Now, a simple and naive way to test for a triangular Fibonacci number is to loop the Fibonacci sequence while testing for the number's existence in the stream of triangular numbers.

        Iterator<BigInteger> fib = FibonacciNum.stream().limit(TEST_LIMIT).iterator();
        Iterator<BigInteger> tri = TriangularNum.stream().iterator();
     
        BigInteger t = tri.next();
     
        List<BigInteger> result = new ArrayList<BigInteger>();
     
        while (fib.hasNext()) {
            BigInteger f = fib.next();
            while (t.compareTo(f) <= 0) {
                if (t.equals(f)) {
                    result.add(t);
                }
                t = tri.next();
            }
        }

But since the Fibonacci sequence grows so quickly, it is a waste of CPU time to generate all those triangular numbers.  A quicker way is to ditch the triangular number stream and implement a test function for triangular number.  We then use that function to filter the Fibonacci stream.

        List<BigInteger> result = FibonacciNum
            .stream()
            .limit(TEST_LIMIT)
            .parallel()
            .filter(f -> TriangularNum.isTriangular(f))
            .distinct()
            .sorted()
            .collect(Collectors.toList());

Testing the first 70 Fibonacci numbers, the time diff between the two approaches is huge (24ms vs 4s).


And with the fast approach, on an i5 4210 machine, testing the first 50,000 Fibonacci numbers will take 93s.

See source below or on GitHub.

Saturday, May 6, 2017

Compiling Nvidia 340.102 driver for Linux 4.10.x kernel

Upgraded my Tumbleweed to kernel 4.10.x and Nvidia 340 driver won't build.  Until Nvidia fix it, here are steps to patch the 340.102 driver to make it works.
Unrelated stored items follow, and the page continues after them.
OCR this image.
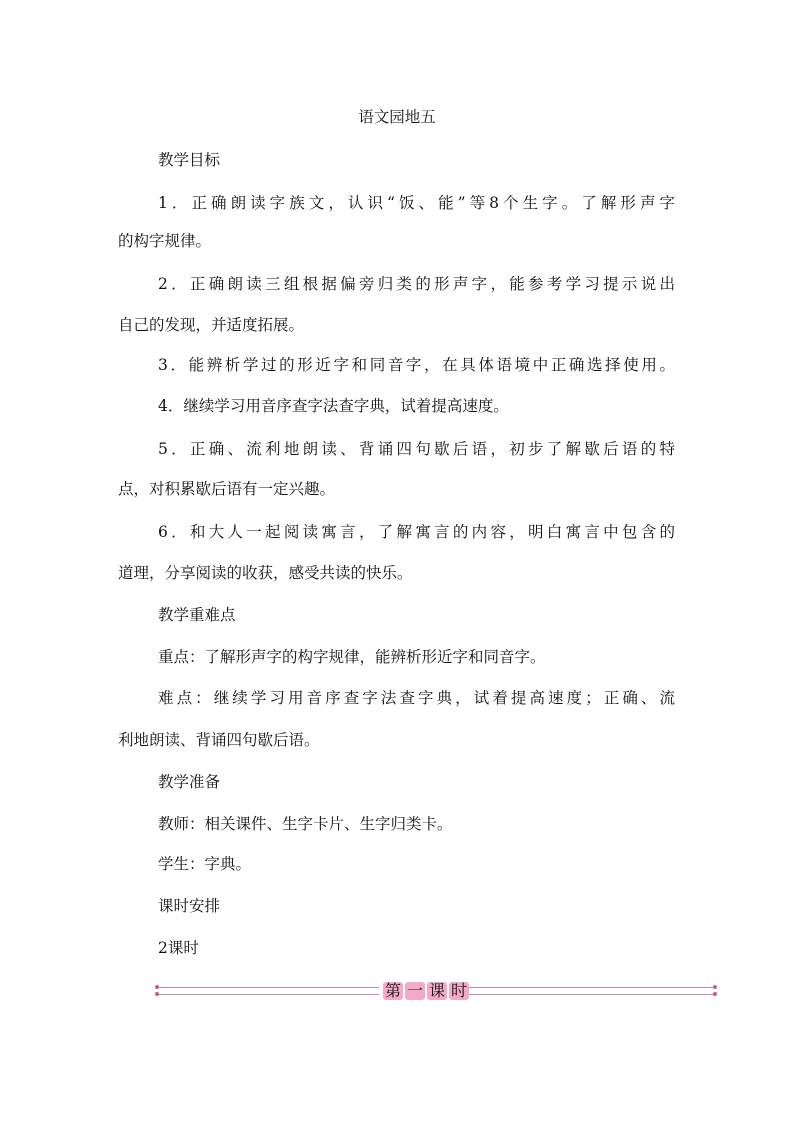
语文园地五
教学目标
1．正确朗读字族文，认识“饭、能”等8个生字。了解形声字
的构字规律。
2．正确朗读三组根据偏旁归类的形声字，能参考学习提示说出
自己的发现，并适度拓展。
3．能辨析学过的形近字和同音字，在具体语境中正确选择使用。
4．继续学习用音序查字法查字典，试着提高速度。
5．正确、流利地朗读、背诵四句歇后语，初步了解歇后语的特
点，对积累歇后语有一定兴趣。
6．和大人一起阅读寓言，了解寓言的内容，明白寓言中包含的
道理，分享阅读的收获，感受共读的快乐。
教学重难点
重点：了解形声字的构字规律，能辨析形近字和同音字。
难点：继续学习用音序查字法查字典，试着提高速度；正确、流
利地朗读、背诵四句歇后语。
教学准备
教师：相关课件、生字卡片、生字归类卡。
学生：字典。
课时安排
2课时
第 一 课 时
Download the 340.102 driver from Nvidia:
http://www.nvidia.ca/object/unix.html

Unpack the driver:
./NVIDIA-Linux-x86_64-340.102.run -x

Apply patch for kernel 4.9.x:
https://pkgs.rpmfusion.org/cgit/nonfree/nvidia-340xx-kmod.git/tree/4.9.0_kernel.patch

Apply patch for kernel 4.10.x:
https://raw.githubusercontent.com/MilhouseVH/LibreELEC.tv/8d3956f72d79ea3648b19f4c705a38307bb03efb/packages/x11/driver/xf86-video-nvidia-legacy/patches/xf86-video-nvidia-legacy-kernel-4.10.patch

Proceed to install. Note that the unified memory module can't be built with this patch, so we are disabling it:
sudo ./nvidia-installer --no-unified-memory



Sunday, January 8, 2017

Face recognition with OpenCV 3.x

Here is another experiment with OpenCV face detection and recognition.  Full source code is available on GitHub.
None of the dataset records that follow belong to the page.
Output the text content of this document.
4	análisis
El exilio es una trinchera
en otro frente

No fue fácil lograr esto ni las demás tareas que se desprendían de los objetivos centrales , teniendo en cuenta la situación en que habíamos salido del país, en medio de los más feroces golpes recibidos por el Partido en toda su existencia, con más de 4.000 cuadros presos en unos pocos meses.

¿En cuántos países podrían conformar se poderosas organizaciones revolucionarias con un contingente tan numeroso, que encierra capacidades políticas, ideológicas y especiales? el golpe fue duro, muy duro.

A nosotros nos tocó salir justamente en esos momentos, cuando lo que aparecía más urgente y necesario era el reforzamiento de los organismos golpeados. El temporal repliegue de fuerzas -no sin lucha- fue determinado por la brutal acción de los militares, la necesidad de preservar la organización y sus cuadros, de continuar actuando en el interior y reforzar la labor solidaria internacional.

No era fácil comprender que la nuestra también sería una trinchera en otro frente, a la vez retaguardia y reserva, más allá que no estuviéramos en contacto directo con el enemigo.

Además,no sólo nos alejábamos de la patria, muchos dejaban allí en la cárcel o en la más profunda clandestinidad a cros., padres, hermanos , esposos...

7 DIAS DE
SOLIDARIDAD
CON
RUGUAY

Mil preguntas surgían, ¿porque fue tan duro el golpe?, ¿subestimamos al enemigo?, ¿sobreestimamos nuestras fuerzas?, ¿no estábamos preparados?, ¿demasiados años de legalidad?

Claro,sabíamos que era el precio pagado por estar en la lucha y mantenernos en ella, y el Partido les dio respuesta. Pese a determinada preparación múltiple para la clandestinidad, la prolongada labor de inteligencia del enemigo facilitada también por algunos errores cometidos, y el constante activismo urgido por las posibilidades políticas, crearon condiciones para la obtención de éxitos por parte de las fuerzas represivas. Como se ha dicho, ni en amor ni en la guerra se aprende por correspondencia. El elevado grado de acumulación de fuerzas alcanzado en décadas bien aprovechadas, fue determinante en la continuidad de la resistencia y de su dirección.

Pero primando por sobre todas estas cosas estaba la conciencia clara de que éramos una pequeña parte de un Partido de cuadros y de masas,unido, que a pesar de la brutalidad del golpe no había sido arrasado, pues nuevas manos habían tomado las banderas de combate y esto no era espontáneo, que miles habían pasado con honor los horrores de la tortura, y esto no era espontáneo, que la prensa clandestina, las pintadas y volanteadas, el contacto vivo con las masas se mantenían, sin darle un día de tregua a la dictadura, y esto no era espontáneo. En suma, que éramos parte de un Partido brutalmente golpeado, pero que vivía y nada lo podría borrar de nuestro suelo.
The picture below is the recognition program running on my Windows laptop and the webcam is feeding live images to the program. My phone is in front of the webcam showing a photo.

The face recognizer was trained with ~10 photos each for Obama, Trump, and Trudeau that I found on internet.

To increase the accuracy, a simple transformation step was added to level the face images when training the recognizer.